Do you know what it's like to work in a factory? I do. My living room is currently an IKEA assembly line. I suppose the only difference is that I can get up and leave the production process at any time without stalling an entire workforce. What happens in a real factory anyway if someone just gets up from an assembly line conveyor belt and quits their job? I once bought a bag of Salt and Vinegar Lay's Potato Chips and it was just regular Lay's Potato Chips instead. Do you think the guy shaking salt and vinegar finally won the lottery?
Oh right, machines.
The weird thing about IKEA instructions (although I'm sure it's not limited to IKEA) is that there are only pictures, no words. Have you ever assembled something with written instructions accompanying the pictures? Whenever you hit a confusing step, you'll always read the instructions aloud, slowly, giving careful thought to each word to make sure you're doing things EXACTLY right. But when they're AREN'T any words, things become a bit trickier. Instead of verbalizing the diagrams on the instructions, I tend to picture a mime acting out the diagram in a game of charades. When my brain becomes more confused, the mime starts getting desperate, exaggerating his assembly motions with an angry look on his face, as if it were the first time anyone had ever second-guessed the instructions in that step.
But I dunno, maybe it's time to eliminate this whole “invisible mime guy” from the process…the girl holding up my coffee table is starting to think I'm weird.
7-21-05 Update:
New workspace is complete. Before (sorta) and after. For some reason, I hated having the monitor at eye level, up on a platform.

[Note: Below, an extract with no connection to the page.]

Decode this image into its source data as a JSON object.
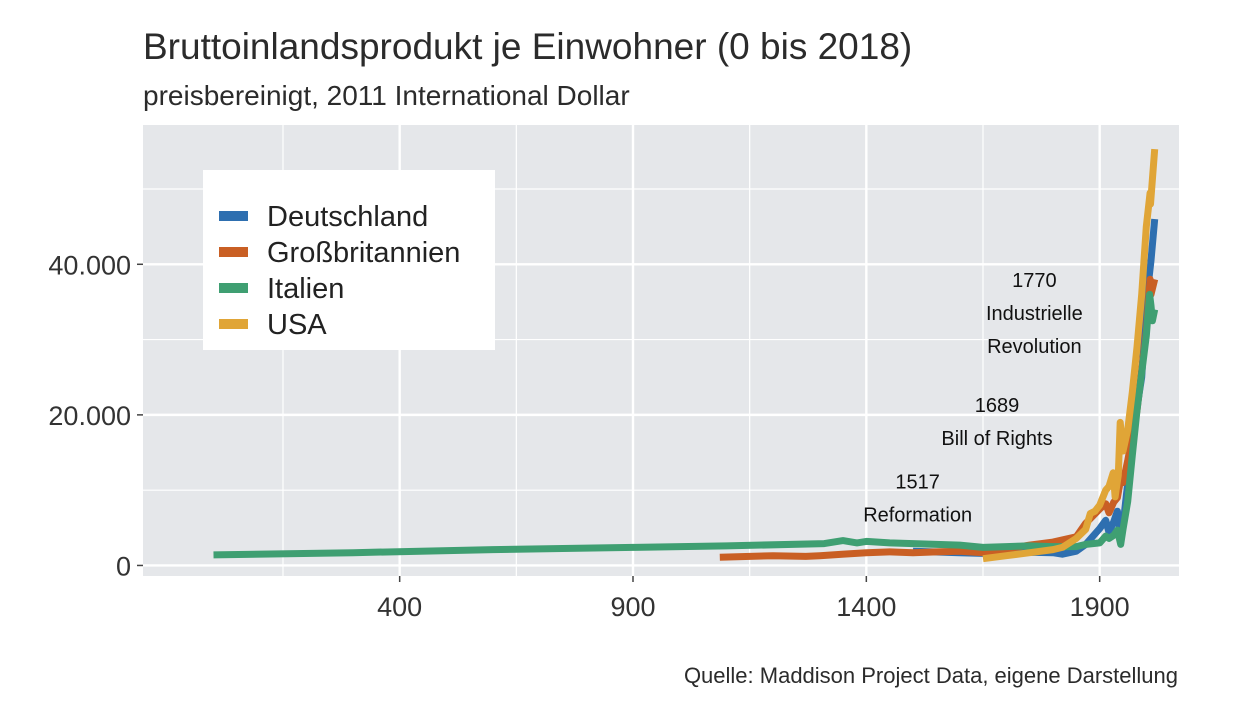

I much prefer to have the monitor right in front of the keyboard as if I'm working on a laptop, which most of my computer job friends agree makes you much more productive. I think they're just going blind from masturbating too much.
11-2-05 Update:
Just came across this National Lampoon article on “How to Assemble an IKEA Computer Desk.” Describes every detail of my assembly process with painstaking accuracy. Fortunately though, mine is the enviable 2-bedroom apartment, not the cramped bachelor pad, which must have ended up at least saving me from breaking a beer bottle.